Çocukların Koronavirüs salgını hakkında mutlaka bilgilendirilmeleri gerektiğini de ifade eden Psk. Basılgan, Çocukların hem söylediklerinize hem de nasıl söylediğinize tepki vereceğini unutmayın. Onlarla ve başkalarıyla yaptığınız konuşmalardan ipuçları alacaklardır. Bir konuda çok fazla bilgi kaygıya neden olabilir. Bu yüzden çocukların tehlike algılarını felaketleştirmeyecek açıklamalar yapmamız gerekir. Çocuk söz konusu ise ‘Doğru’ miktarlarda verilen doğru bilgi her zaman uygun orandır. Alınan bir takım önlem ve tedbirlerin kendisi, ailesi ve bütün çevresi için güvenli alanlar oluşturduğunu onlara anlatmalıyız” dedi.
“Koronavirüs’ü videolar ya da kitapçıklarla onlara anlatabiliriz”
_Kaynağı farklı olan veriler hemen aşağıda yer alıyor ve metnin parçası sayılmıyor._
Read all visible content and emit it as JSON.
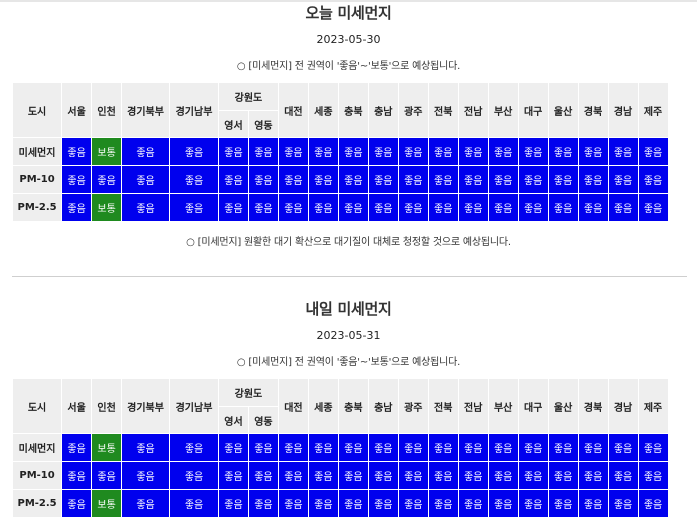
{
  "colors": {
    "good": "#0000ee",
    "normal": "#1f8a1f",
    "header_bg": "#eeeeee"
  },
  "header": {
    "city": "도시",
    "gangwon": "강원도",
    "gangwon_sub": [
      "영서",
      "영동"
    ],
    "cols_before": [
      "서울",
      "인천",
      "경기북부",
      "경기남부"
    ],
    "cols_after": [
      "대전",
      "세종",
      "충북",
      "충남",
      "광주",
      "전북",
      "전남",
      "부산",
      "대구",
      "울산",
      "경북",
      "경남",
      "제주"
    ]
  },
  "sections": [
    {
      "title": "오늘 미세먼지",
      "date": "2023-05-30",
      "note_top": "○ [미세먼지] 전 권역이 '좋음'~'보통'으로 예상됩니다.",
      "note_bottom": "○ [미세먼지] 원활한 대기 확산으로 대기질이 대체로 청정할 것으로 예상됩니다.",
      "rows": [
        {
          "label": "미세먼지",
          "values": [
            "좋음",
            "보통",
            "좋음",
            "좋음",
            "좋음",
            "좋음",
            "좋음",
            "좋음",
            "좋음",
            "좋음",
            "좋음",
            "좋음",
            "좋음",
            "좋음",
            "좋음",
            "좋음",
            "좋음",
            "좋음",
            "좋음"
          ]
        },
        {
          "label": "PM-10",
          "values": [
            "좋음",
            "좋음",
            "좋음",
            "좋음",
            "좋음",
            "좋음",
            "좋음",
            "좋음",
            "좋음",
            "좋음",
            "좋음",
            "좋음",
            "좋음",
            "좋음",
            "좋음",
            "좋음",
            "좋음",
            "좋음",
            "좋음"
          ]
        },
        {
          "label": "PM-2.5",
          "values": [
            "좋음",
            "보통",
            "좋음",
            "좋음",
            "좋음",
            "좋음",
            "좋음",
            "좋음",
            "좋음",
            "좋음",
            "좋음",
            "좋음",
            "좋음",
            "좋음",
            "좋음",
            "좋음",
            "좋음",
            "좋음",
            "좋음"
          ]
        }
      ]
    },
    {
      "title": "내일 미세먼지",
      "date": "2023-05-31",
      "note_top": "○ [미세먼지] 전 권역이 '좋음'~'보통'으로 예상됩니다.",
      "note_bottom": "",
      "rows": [
        {
          "label": "미세먼지",
          "values": [
            "좋음",
            "보통",
            "좋음",
            "좋음",
            "좋음",
            "좋음",
            "좋음",
            "좋음",
            "좋음",
            "좋음",
            "좋음",
            "좋음",
            "좋음",
            "좋음",
            "좋음",
            "좋음",
            "좋음",
            "좋음",
            "좋음"
          ]
        },
        {
          "label": "PM-10",
          "values": [
            "좋음",
            "좋음",
            "좋음",
            "좋음",
            "좋음",
            "좋음",
            "좋음",
            "좋음",
            "좋음",
            "좋음",
            "좋음",
            "좋음",
            "좋음",
            "좋음",
            "좋음",
            "좋음",
            "좋음",
            "좋음",
            "좋음"
          ]
        },
        {
          "label": "PM-2.5",
          "values": [
            "좋음",
            "보통",
            "좋음",
            "좋음",
            "좋음",
            "좋음",
            "좋음",
            "좋음",
            "좋음",
            "좋음",
            "좋음",
            "좋음",
            "좋음",
            "좋음",
            "좋음",
            "좋음",
            "좋음",
            "좋음",
            "좋음"
          ]
        }
      ]
    }
  ]
}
“Aile ve ev içinde gündelik hayatımızı normalleştirirsek, çocuklar için de her şey normal olur” diyen Psk. Basılgan, “Çocuğun dünyası bizim evimiz, çevremiz. Biz kendi önlemlerimizi iyi bir şekilde aldığımızı çocuklarımıza anlatmalıyız. Ebeveynler kendi hayatlarını normalleştirirse, çocuklar da anormal tepkiler vermeyecektir ve kaygıları eriyip, normalleşecektir. Bu yüzden çocuklarımıza kısa, net ve açık bilgilendirmeler yapmalıyız. Koronavirüs’ü videolar ya da kitapçıklarla onlara anlatabiliriz” diye konuştu.
“Her çocuk farklıdır”
Psk. Basılgan, konuşmasını şöyle sürdürdü; “Çocukların kaygılarını azaltmak için onların korkularını paylaşmalarına izin verin. Çocukların endişelenmesi doğaldır. Çocuğunuza, onların yetişkinler kadar hasta olmadıklarını söyleyin. Size her zaman cevaplar için gelebileceklerini ya da onları neyin korkuttuğu hakkında konuşabileceklerini bildirin. Çocuklara endişelendikleri konu hakkında neler bildiklerini veya soruları olup olmadığını sorun. Yanıtlarına göre yaşa uygun bilgiler verin. Çok küçük çocukların, ‘bazı insanlar hastalanıyor, sağlıklı kalabilmemiz için çok dikkatli davranmalıyız’ gibi çok basit açıklamalara ihtiyacı var. İlköğretim çağındaki çocuklar muhtemelen hastalığın belirtileri ve nasıl ve nerede yayıldığı gibi birkaç ayrıntı daha isteyeceklerdir. Her çocuk farklıdır ve konuşmanızı çocuğunuzun gelişim düzeyine ve ihtiyaçlarına göre ayarlamak önemlidir.”
“Bu süreçte daha nitelikli vakit geçirelim”
Sosyal izolasyon dönemini kendimiz ve çocuklarımız için daha nitelikli ve pozitif bir şekilde geçirmemiz gerektiğinin altını çizen Psk. Basılgan, “Bu süreci bir felaket senaryosu olarak değil, fırsat olarak değerlendirmeliyiz. Çocuklarımızın ve kendimizin keyif aldığımız etkinlikler yaparak, birlikte geçirdiğimiz vakti daha nitelikli bir şekilde değerlendirebiliriz” dedi.